Content Warning: Alleged violations of consent and descriptions of their nature (quoted from the judgement)
Yesterday, Zoe O’Connell reported upon the Court of Appeal judgement in the case of McNally vs R – the latest in a handful of sex-by-deception cases in the UK. Regardless of its conclusion, the framing and phrasing of much of the judgement is deeply concerning, particularly coming from Lord Justice Leveson who had appeared sympathetic in regard to establishment mistreatment of trans people at his inquiry into press ethics. However, I’d like to focus on an extremely pertinent question of law that I believe has been overlooked in the judgement.
If it’s not immediately apparent, I have no legal training and nothing in this analysis should be taken to consitute legal advice. As it is unclear from the available information how the appellant identifies their own gender, I’ll be using neutral pronouns throughout.
The relevant part of the appeal against conviction appears to rely upon the assertion that the appellant had been misinformed and, absent a guilty plea, no conviction would otherwise have been secured. Citing R(F) v DPP, Leveson notes that in determining cases of consent, “the evidence relating to ‘choice’ and the ‘freedom’ to make any particular choice must be approached in a broad commonsense way”. On the face of it this appears reasonable, notwithstanding the undertones of “I know it when I see it”.
In paragraph 26, Leveson contends the following (emphasis mine):
Thus while, in a physical sense, the acts of assault by penetration of the vagina are the same whether perpetrated by a male or a female, the sexual nature of the acts is, on any common sense view, different where the complainant is deliberately deceived by a defendant into believing that the latter is a male. Assuming the facts to be proved as alleged, M chose to have sexual encounters with a boy and her preference (her freedom to choose whether or not to have a sexual encounter with a girl) was removed by the appellant’s deception.

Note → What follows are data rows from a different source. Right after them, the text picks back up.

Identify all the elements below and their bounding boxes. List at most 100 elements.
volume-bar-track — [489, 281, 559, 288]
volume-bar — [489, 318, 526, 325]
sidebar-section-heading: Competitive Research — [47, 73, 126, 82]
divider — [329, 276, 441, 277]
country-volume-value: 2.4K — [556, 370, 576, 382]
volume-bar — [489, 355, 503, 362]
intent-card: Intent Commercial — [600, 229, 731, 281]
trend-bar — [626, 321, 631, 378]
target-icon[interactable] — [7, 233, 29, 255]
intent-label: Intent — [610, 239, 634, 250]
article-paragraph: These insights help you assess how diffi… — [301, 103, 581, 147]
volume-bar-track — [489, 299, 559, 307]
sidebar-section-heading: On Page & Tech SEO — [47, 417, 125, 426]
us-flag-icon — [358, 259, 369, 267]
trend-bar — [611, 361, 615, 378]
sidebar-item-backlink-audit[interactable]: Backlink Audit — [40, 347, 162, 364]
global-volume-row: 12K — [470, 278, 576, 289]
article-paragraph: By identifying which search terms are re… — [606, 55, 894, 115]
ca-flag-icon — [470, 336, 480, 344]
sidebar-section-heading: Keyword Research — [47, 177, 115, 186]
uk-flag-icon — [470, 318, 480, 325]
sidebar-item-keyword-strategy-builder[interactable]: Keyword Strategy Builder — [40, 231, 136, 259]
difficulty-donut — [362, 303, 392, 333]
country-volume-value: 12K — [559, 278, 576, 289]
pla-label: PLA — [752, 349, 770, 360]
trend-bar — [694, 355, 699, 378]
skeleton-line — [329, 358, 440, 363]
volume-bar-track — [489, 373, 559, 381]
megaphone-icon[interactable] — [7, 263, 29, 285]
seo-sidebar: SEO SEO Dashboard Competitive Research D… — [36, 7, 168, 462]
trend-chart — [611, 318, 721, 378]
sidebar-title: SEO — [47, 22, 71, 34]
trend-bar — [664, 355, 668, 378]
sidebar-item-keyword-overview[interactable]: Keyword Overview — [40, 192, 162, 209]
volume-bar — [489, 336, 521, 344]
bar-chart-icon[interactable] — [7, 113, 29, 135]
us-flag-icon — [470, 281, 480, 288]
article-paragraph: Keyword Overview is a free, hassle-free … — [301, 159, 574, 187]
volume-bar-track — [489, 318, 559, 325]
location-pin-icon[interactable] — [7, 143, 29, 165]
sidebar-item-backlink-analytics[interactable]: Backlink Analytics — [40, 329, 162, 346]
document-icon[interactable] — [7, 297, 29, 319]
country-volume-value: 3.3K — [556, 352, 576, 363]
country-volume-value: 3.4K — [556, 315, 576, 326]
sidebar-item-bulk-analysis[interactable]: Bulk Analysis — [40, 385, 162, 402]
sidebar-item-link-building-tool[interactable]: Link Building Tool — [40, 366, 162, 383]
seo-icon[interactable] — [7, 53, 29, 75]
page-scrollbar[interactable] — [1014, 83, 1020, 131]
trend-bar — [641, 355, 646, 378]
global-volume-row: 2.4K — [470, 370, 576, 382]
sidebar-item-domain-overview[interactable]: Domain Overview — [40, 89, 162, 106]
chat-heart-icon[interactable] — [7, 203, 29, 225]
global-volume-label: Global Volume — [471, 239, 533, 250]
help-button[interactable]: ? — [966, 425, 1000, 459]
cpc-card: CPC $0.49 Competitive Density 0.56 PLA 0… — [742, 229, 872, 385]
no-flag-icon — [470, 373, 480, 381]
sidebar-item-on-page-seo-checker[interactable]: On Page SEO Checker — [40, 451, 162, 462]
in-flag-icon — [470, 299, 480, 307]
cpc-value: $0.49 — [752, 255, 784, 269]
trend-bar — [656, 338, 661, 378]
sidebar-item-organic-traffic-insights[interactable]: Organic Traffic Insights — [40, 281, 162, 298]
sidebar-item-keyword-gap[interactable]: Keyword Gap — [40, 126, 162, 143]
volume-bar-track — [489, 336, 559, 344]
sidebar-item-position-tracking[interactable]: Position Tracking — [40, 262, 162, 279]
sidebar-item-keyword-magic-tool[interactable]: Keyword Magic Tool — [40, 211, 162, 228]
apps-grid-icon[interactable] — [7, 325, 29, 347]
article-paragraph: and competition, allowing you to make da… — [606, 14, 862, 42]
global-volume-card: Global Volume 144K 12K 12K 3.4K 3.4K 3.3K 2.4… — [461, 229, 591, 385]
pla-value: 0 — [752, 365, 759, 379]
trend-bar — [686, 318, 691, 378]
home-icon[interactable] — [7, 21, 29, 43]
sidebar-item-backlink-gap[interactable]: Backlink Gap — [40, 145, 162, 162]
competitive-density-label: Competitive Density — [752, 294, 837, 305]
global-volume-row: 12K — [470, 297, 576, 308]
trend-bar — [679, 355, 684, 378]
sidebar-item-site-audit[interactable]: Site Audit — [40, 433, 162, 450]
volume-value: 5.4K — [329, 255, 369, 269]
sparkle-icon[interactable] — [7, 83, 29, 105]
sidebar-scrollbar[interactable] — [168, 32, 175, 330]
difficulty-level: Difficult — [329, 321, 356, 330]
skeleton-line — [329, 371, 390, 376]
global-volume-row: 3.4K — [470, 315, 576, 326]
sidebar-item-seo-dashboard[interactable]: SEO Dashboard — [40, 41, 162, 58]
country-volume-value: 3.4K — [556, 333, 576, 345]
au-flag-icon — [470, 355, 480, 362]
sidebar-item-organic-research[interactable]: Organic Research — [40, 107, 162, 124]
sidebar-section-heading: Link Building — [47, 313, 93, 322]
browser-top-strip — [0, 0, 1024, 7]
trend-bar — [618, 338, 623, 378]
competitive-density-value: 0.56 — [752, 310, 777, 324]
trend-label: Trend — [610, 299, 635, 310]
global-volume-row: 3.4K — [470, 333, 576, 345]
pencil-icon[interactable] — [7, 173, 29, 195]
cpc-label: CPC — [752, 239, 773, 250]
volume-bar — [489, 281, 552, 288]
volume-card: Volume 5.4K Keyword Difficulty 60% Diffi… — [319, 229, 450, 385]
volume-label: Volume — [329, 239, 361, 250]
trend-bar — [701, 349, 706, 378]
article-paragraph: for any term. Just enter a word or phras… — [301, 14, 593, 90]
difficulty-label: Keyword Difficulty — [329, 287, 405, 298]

Leaving aside the unspoken cissexist premises of the “common sense view” employed, there are two substantial questions which the following paragraphs do not address. First is that there is a matter of legal fact as to whether or not the appellant is a “girl”. Second is whether or not establishing such a legal fact would in itself imply that any substantive deception (such as could negate consent) had taken place. Perhaps unsurprisingly, I don’t believe that either is the case.
Since the passage of the Sexual Offences Act 2003 in which the relevant offence is set out, UK law regarding the matter of gender has undergone two substantial revisions. The Gender Recognition Act 2004 (GRA) provides for legal recognition that a person’s gender is not that which was assigned to them at birth. In addition, the Equality Act 2010, while defeating some aspects of the GRA, provides a modicum of protection for all people of trans experience regardless of their intention to seek, or subsequent acquisition of, legal recognition.
Under the test set out in s. 7(1) of the Equality Act, the appellant would by their adoption of a “male” name and corresponding presentation be understood as “[having] the protected characteristic of gender reassignment” – that is, qualify for legal protection in employment, provision of services, etc, on grounds of their trans experience. It is clear then that socially, if not administratively, their status is recognised as not being uniformly female.
If one applies for recognition under the GRA – and none of the material facts would in themselves have prevented the appellant from succeeding in doing so – s. 9(1) states that “the person’s gender becomes for all purposes the acquired gender”. The Act then goes on to state that this “does not affect things done, or events occurring, before the certificate is issued”, but that (as should become apparent) is immaterial in this case.
While s. 75 and s. 76 of the Sexual Offences Act list a number of circumstances under which consent can be assumed to be absent or void, deception as to gender is not one, and the ruling relies solely on s. 74. That is, the question of gender comes not from the simple fact of the appellant’s administrative gender (as distinct from their social experience of gender), but from the argument of some common sense understanding that their being male or female (in whatever sense) materially alters the sexual nature of what took place, and that the appellant’s actions removed M’s choice in the matter.
All else in the case being equal, had the appellant secured legal recognition as male – which is not predicated on their physiology – there would be no case to answer. While the issue of a certificate would provide no comfort to M, it would emphatically negate any question of deception as to gender. Upon discovery of the certificate, police would be forbidden from disclosing its existence to M under s. 22 of the GRA, as there would be no crime to investigate, and no court or tribunal proceeding taking place. Given this deus ex machina, it is difficult to contend that it is the actions of the appellant in presenting as male which meaningfully remove M’s ability to choose.
Objections to the ideological delegitimisation of trans identity and experience aside – and that’s a big aside – I don’t know whether there are further legal grounds on which the appeal against conviction could be denied. What does seem apparent though is that the judgement has been constructed at a troubling distance from the perceived legal status of trans people in the UK. Whether that is an error on the part of the courts or parliament, there is certainly a gaping chasm between our protection under law and the protections we have been led to believe that we enjoy – and that needs addressing urgently.